Aug. 24, 2009 - Providing security is a key component of President Barack Obama's strategy for Afghanistan, the chairman of the Joint Chiefs of Staff said on NBC's "Meet the Press" yesterday. "The strategy really focuses on defeating al-Qaida and their extremist allies," Navy Adm. Mike Mullen said. "That's very specific, and that includes the Taliban."

Mullen said part of that strategy focuses on security for the Afghan people, because improving security will help the country move in the right direction.

"To the degree that the Afghan people's security and the ability to ensure that a safe haven [for terrorists] doesn't recur in Afghanistan, there is focus on some degree of making sure security is OK, making sure governance moves in the right direction, and developing an economy, which will underpin their future," Mullen said. "From a military perspective, I believe we've got to start to turn this thing around from a security standpoint in the next 12 to 18 months.

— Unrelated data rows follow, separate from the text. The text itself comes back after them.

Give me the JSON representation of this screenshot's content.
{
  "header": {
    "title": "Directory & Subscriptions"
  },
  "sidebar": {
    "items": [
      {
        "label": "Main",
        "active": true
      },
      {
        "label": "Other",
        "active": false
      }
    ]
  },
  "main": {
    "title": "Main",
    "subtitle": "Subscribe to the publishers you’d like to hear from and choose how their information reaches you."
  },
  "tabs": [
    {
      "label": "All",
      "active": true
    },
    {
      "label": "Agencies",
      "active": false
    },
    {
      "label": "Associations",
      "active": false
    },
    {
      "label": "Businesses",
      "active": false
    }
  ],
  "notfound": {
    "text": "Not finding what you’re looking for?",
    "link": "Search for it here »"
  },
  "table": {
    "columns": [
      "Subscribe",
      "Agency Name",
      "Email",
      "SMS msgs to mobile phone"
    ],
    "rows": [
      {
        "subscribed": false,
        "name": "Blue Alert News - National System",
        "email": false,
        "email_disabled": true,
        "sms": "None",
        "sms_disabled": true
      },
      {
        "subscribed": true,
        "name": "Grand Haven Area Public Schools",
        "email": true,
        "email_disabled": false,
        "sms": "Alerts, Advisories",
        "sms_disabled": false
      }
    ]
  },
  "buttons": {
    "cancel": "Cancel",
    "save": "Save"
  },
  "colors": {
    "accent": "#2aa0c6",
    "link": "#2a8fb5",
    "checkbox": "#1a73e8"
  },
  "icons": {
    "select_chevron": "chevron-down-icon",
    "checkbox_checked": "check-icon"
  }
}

"I think after that we'd have a better view of how long it's going to take and what we need to do," he added.

Army Gen. Stanley A. McChrystal, who commands nearly 90,000 U.S. and NATO troops in Afghanistan, was charged with assessing the situation on the ground and offering insight into how long it might take. That assessment is expected in the next two weeks, Mullen said.

"The assessment ... won't specifically deal with requirements for additional resources," he said. "We'll deal with whatever additional resources might be required subsequent to that in the normal process.

"I think when we look at the strategy the president has laid out, look at what General McChrystal says he needs in order to carry out that strategy, my recommendation to the president will be based on getting the resource/strategy match absolutely correct," Mullen added.

In the meantime, Afghanistan took a step toward a brighter future when its citizens cast their votes Aug. 20 for the country's next president and provincial council, U.S. Ambassador to Afghanistan Karl Eikenberry said on "Meet the Press." It was the first Afghan-led presidential and provincial council election in more than 30 years.

"If we look back over the history of Afghanistan over the last 30 years, we have civil war, we have occupation, we've got a complete collapse of governance and rule of law, which sets the conditions then for Afghanistan to be a state controlled by international terrorism," Eikenberry said. "So this election that's just been completed, yes, it was a very difficult election, but it's an opportunity ... for renewal of the trust and the bonds between the people of Afghanistan and their government."

Though a successful election is progress, the ambassador said that the Afghan National Army and the Afghan National Police also need to be much more capable of providing for the security of their own population.

"Progress looks like a government of Afghanistan that's able to tend much more to the needs of their people, to provide reasonable services to them [and] to provide security for them," Eikenberry said. "Progress looks like a region in which there is more cooperation."